La population jeune et éduquée d'Iran donne de l’espoir à Hanieh Ziaei, politologue et iranologue à la Chaire Raoul-Dandurand. Elle affirme que « dans n'importe quelle société, les femmes et les jeunes sont, et l'histoire nous l'a montré, des moteurs de changement ». (Photo: UNSPLASH/Craig Melville)

Cet automne, la mort de Masha Amini en Iran a déclenché un mouvement de contestation aux quatre coins du monde. Les manifestations servent non seulement à dénoncer le contrôle des différentes institutions religieuses et gouvernementales sur les femmes, mais aussi à mettre fin au régime théocratique et autoritaire iranien. Mais, quelles seront les retombées de ce mouvement pour l’Iran ? L’Exemplaire s’est entretenu avec Hanieh Ziaei, politologue et iranologue à la Chaire Raoul-Dandurand, pour tenter de répondre à la question. 

Un mouvement porteur d’espoir 

Hanieh Ziaei ne pense pas pouvoir prédire les conséquences du mouvement à long terme. Elle observe néanmoins que plusieurs aspects des contestations sont porteurs d’espoir. « Ce qu’on est en train de voir, c’est un moment très important dans l’histoire contemporaine de l’Iran », dit-elle. L’iranologue tient à souligner la mobilisation féminine, qui perdure malgré la répression du régime en place. En effet, les dirigeants de l’Iran cherchent à marginaliser les femmes, et à restreindre leur rôle à celui de mère ou d’épouse. Actuellement, « on est dans une société où les femmes sont de plus en plus visibles, où elles occupent l’espace public, et ne comptent pas le quitter », remarque l’experte du monde iranien.

Un autre élément qui porte Mme Ziaei à croire au changement en Iran est le taux d’absentéisme aux urnes. Pour elle, cela n’est pas seulement représentatif du mécontentement de la population, mais aussi du fait « que les Iraniens ne font plus confiance en leur État ». Cette méfiance généralisée chez les électeurs les amène aussi à délaisser l’idée qu’il devrait y avoir des remaniements à l’intérieur du système. Hanieh Ziaei déclare qu’« on n’est plus au temps des réformes […] nous voulons la fin d’un modèle. On remet en question l’attribut islamique de la république. » Tout en exigeant la révolution, la politologue ne prétend pas savoir ce qui devrait un jour remplacer le régime théocratique. « Quelle est l’alternative à ce type d’État ? C’est la grande question » admet-elle, « de manière concrète, il n’y a pas véritablement d’alternative au régime actuel. » 

Des obstacles immuables ?

Sans se dire pessimiste, Hanieh Ziaei a des inquiétudes par rapport à cette guerre du peuple contre l’État. « La répression est tellement forte que souvent, ça écrase ce genre d’élan de protestation » déplore-t-elle.

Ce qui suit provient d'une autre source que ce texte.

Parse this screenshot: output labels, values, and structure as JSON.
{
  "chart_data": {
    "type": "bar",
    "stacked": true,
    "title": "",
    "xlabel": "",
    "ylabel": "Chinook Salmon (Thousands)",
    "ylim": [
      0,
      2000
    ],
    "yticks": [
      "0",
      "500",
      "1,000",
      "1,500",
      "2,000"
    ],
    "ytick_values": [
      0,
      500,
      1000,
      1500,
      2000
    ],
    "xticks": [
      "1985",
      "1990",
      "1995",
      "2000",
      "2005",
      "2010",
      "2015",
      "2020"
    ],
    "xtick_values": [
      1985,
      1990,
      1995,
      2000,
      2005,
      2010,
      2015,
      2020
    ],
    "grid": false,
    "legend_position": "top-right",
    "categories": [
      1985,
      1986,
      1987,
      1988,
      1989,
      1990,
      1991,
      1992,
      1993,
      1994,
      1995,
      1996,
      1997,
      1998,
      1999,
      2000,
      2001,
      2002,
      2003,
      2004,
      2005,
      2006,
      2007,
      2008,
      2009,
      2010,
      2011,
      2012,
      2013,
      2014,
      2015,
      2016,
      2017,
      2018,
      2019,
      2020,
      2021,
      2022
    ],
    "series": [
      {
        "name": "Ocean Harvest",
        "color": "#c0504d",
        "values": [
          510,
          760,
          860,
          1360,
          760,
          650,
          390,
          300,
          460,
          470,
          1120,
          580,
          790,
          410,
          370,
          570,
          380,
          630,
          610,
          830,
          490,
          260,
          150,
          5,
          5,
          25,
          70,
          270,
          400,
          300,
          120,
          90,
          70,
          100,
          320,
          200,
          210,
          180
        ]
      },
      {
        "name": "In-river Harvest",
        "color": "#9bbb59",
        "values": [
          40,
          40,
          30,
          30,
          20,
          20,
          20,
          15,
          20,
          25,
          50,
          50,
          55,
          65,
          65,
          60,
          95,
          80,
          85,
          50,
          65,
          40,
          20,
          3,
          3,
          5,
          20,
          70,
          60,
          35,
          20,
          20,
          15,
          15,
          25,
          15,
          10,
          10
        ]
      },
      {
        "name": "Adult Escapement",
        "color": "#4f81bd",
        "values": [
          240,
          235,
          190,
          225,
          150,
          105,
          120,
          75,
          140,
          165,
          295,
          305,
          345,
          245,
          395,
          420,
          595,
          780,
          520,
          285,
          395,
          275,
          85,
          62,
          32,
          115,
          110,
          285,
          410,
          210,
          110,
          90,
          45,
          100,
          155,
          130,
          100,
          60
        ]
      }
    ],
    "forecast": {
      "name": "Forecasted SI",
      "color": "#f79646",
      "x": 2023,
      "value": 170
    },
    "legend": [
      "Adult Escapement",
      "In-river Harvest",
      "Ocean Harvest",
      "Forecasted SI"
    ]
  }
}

Avec sa police anti-émeute, l’Iran a déployé des forces de frappes contre une population qui n’est pas armée. « Le nombre de victimes et le nombre de morts sont en croissance accélérée depuis trois mois », partage la politologue. 

« L’État a tous les moyens d’écraser et de réprimer la population. La question c’est : jusqu’à quand les Iraniens vont tenir, face à cette répression brutale et physique ? »

Dans ce contexte, il faut aussi prendre en compte la discrimination envers la moitié de la population persane. Le World Economic Forum, dans son rapport de 2022 sur l’écart entre les sexes, a classé l’Iran 143e pays sur 146. Pour la participation des femmes en politique, l’État se retrouve au 142e rang. D’ailleurs, ce même rapport indique que leur participation sur le marché du travail a fortement régressée depuis 2021. Selon Hanieh Ziaei, ce bafouement du droit des femmes n’implique pas seulement les Iraniennes: « c’est toutes les femmes qui devraient se sentir concernées », affirme-t-elle. 

 L’aide sous toutes ses formes

L’iranologue estime qu’il est temps d’agir, craignant que ce soit le seul moment, dans l’histoire contemporaine de l’Iran, où il y a une telle opportunité de « se battre contre la pensée unique, le pouvoir absolu et l’obscurantisme religieux ». Elle considère que c’est l’occasion pour tous ceux qui soutiennent la cause « de défendre un peuple qui est en train de se battre au prix de sa vie ». 

Pour la chercheuse, les mouvements d’opposition au régime iranien sur les réseaux sociaux sont utiles. « C’est certain que ça fait parler de l’Iran, dit-elle, et « que ça joue sur l’opinion politique », créant ainsi un effet de pression. S’éduquer, donner de l’argent à des organismes, discuter de la situation et partager des articles avec nos paires: toutes ces initiatives sont valables, d’après Hanieh Ziaei. « Finalement, ce que les Iraniens demandent au monde c’est  » relayez l’information, soyez notre voix  » », constate-t-elle.